The contract was for cotton of three precise, even-running, grades. Since the buyer was under obligation to receive no more than 1000 bales of strict low middling, the sellers were not obligated to deliver more than that number. The balance of the cotton was to be paid for at 28.10¢ for strict middling and 27.60¢ for middling. The trust receipt should have provided for the return of the warehouse receipts or, in lieu thereof, for the payment of one million dollars in cash and payment of the balance at contract prices. Equity regards that as done which ought to have been done. So the buyer was obligated to return the warehouse receipts or pay the contract prices for the cotton bought, unless the sellers agreed to a different course. Except as to the 1000 bales of strict low middling, the buyer did not have the right to select from the 11,050 bale lot any other classes of cotton than middling and strict middling. If spotted or tinged cotton of those grades was tendered and accepted, the contract prices applied. Such contract was not ambiguous, and was not modified by the trust receipt unless the contrary is proven in a trial upon the issues made by the pleadings.

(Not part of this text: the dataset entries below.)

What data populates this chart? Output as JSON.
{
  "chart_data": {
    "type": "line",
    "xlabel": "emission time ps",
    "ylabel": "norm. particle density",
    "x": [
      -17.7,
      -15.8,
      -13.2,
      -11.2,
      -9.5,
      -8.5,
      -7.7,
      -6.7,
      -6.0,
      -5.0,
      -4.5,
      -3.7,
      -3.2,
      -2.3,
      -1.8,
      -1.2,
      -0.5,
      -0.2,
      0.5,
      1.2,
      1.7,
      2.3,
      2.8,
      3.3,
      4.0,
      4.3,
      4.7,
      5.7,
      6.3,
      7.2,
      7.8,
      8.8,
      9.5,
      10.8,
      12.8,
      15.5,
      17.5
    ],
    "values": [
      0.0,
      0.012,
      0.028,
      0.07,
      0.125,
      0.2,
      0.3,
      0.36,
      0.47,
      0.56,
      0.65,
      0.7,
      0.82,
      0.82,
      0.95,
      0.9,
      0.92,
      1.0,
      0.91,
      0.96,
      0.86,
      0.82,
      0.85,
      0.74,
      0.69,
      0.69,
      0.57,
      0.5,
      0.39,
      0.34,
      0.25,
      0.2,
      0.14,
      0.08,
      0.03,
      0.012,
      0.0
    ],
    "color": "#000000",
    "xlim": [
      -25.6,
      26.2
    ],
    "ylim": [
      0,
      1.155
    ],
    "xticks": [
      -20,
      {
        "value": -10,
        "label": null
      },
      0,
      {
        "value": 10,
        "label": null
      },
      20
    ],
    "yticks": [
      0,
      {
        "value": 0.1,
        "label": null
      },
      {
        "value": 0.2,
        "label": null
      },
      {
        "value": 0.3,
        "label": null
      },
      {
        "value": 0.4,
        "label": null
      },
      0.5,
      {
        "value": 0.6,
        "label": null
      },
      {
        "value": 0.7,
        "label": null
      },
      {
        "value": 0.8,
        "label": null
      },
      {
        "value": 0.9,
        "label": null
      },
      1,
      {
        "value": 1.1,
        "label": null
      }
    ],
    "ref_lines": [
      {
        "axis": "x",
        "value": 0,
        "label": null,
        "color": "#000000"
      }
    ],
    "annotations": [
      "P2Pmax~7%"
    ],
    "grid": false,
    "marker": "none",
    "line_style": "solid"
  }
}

The judgment appealed from is reversed, and the cause remanded for further proceedings not inconsistent with this opinion. The costs of this appeal to be taxed against the buyer.


On Petition for Rehearing by Appellee First National Bank at Brownsville, Texas.

This case is illustrative of how hard it is to please some litigants. Our decision was entirely favorable to the First National Bank at Brownsville, Texas, on the record as it now stands. It was not required to pay even a portion of the costs of appeal. Yet this bank was the first one to file a petition for rehearing, a twenty-page printed petition and brief. Others may have grounds to complain; but, at this stage of the proceeding, the petitioner has none; its petition for rehearing is denied.